Perhaps, as never before, the most striking feature today of films produced south of Vindhyas, the exception being Malayalam, is the sacrifice of cinema, effortlessly and almost imperceptibly at the alter of mammon, even as the form overshadows the content, and leaves characterless images. Pure cinema has for sometime been an anathema down here, where talent has gone haywire.
Take for instance, this year's blockbuster Indian and its director Shankar. Like in his earlier films Gentleman (1993) and Kadhalan (1994), Shankar's themes have lost under the format he chooses, even as he continues to make the producer spend money to no end. If corruption is the theme of Indian, Shankar himself is no less guilty of the charge, for his format to attract audience to theatre is only a bait, which the Tamilians have swallowed very easily. Now that the Tamil is not confined to tis boundaries, Shankar tested success in its Telugu (Bharatheeyudu) and Hindustani avtars.
Take again for instance, Kamalhassan. One would vote anytime to the earthy Rajnikanth as far as acting is concerned, for Kamal's talent is being wasted in gimmicks. In Indian he sought John Westmoore and his assistant Michael Jones turn him into an old man.
He brought them again for his latest Avvai Shanmugi (1996), to become, under their make-up skills, a "Mylapore Mamiar", albeit an extension of Mrs. Doubtfire".
That this 'market' availability outside Tamil Nadu is the criterion behind the format of many films these days comes alive in Kadal Desam (1996) (produced by Kunjumon of Gentleman fame) directed by a youngest, Kathir. Kathir has already joined the bratpack band of southern gimmickers: Ramgopal Varma, Mani Ratnam, Shankar, Kathir, however is prone to show off his gay tendencies, and this is evident in Kadal Desam as well. Set in no region-specific, two young college going boys promenade the streets of Mumbai, Bangalore and Chennai to settle down in a village on the Mahabalipuram seashore. They tease, lovingly caress eash other, share lone moments atop hills and dales, even as the girl whom both of them are said to love opts for a more heterosexual love and bids 'goodbye'. The melodrama is telling, celebrating youthful friendship. Kathir showed similar gay-ish tendencies in Idhayam (1991) too.
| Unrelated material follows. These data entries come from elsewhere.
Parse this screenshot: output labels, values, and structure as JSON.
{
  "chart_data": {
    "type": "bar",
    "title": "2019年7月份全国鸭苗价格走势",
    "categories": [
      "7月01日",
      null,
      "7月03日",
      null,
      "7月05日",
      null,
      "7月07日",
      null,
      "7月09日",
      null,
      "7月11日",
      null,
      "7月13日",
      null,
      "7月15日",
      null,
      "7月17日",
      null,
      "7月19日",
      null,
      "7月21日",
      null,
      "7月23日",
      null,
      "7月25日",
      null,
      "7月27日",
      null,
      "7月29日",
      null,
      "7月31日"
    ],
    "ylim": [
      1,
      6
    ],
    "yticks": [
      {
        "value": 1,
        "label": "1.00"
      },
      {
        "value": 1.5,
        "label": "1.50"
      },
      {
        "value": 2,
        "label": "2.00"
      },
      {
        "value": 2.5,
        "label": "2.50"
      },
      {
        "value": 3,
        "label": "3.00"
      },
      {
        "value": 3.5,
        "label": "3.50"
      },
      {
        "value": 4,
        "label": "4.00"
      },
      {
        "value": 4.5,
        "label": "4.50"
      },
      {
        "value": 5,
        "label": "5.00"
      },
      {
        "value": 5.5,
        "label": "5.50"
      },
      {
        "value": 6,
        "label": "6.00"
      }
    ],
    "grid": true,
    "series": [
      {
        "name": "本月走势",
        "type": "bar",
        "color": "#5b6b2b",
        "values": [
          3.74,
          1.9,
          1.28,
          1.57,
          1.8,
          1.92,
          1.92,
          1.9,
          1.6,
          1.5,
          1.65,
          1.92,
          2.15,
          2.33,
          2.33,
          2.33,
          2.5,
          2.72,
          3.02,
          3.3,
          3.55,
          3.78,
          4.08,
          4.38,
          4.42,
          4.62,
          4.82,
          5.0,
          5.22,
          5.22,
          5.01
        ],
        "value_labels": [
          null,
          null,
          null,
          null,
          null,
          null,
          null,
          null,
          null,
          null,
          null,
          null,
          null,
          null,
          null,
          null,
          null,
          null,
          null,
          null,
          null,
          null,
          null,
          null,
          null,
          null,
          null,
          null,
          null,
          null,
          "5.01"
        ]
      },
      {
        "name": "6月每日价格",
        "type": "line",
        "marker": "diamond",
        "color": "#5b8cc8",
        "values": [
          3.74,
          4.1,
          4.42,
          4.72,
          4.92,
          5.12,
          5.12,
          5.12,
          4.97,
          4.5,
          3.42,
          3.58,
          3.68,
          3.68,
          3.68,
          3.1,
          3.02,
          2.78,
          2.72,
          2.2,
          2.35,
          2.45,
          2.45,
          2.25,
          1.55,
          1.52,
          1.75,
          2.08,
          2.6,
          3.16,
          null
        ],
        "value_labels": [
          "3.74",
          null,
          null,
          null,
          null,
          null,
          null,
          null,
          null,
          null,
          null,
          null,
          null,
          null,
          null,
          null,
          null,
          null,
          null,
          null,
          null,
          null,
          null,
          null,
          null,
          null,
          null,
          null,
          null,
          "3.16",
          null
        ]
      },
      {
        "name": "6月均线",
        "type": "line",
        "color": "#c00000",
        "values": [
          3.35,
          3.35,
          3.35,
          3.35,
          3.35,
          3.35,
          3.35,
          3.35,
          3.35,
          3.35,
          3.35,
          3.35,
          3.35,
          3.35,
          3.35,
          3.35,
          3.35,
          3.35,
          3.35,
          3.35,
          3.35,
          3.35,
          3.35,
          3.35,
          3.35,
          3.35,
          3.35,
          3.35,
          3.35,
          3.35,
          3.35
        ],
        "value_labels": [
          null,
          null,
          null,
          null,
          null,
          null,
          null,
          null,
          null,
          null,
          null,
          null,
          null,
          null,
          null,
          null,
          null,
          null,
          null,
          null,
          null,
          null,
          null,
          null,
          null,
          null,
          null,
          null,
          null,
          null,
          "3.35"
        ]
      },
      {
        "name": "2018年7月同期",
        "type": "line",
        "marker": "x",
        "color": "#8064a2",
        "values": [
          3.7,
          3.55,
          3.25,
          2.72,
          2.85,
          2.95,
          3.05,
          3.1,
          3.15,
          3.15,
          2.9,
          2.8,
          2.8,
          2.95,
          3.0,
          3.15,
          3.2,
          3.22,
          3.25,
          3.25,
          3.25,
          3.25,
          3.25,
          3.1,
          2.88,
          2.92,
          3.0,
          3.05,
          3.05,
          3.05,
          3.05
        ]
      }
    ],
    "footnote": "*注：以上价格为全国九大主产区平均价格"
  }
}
So, there is certainly "fire" in Kadal Desam.
It is the same melodrama which made another film, Kadhal Kottai (1996) a blockbuster, though the same director, Agasthiyan, failed to continue the impact in his later film Gokulathi Seethai this year. As we celebrated youth in Ullathai Allitha (Karthik-Rambha), Balachander came with his own band of feminist film-this time a yarn spun around a surrogate mother! Cinema is absent here. But then, it is the usual stuff of goondas and cops (Alexander, 1996), or histrionics of the lowest calibre, Sivaskathi (1996), that were the watchwords of Tamil film industry. Slapstick comedy touched nadir in We are not Tatas or Birlas (1996), and even Bhagyaraja's Gnanapazaham (1996) gave ample scope to promote double entendres. Even as technically, Tamil films are moving ahead, thematically they have stayed put!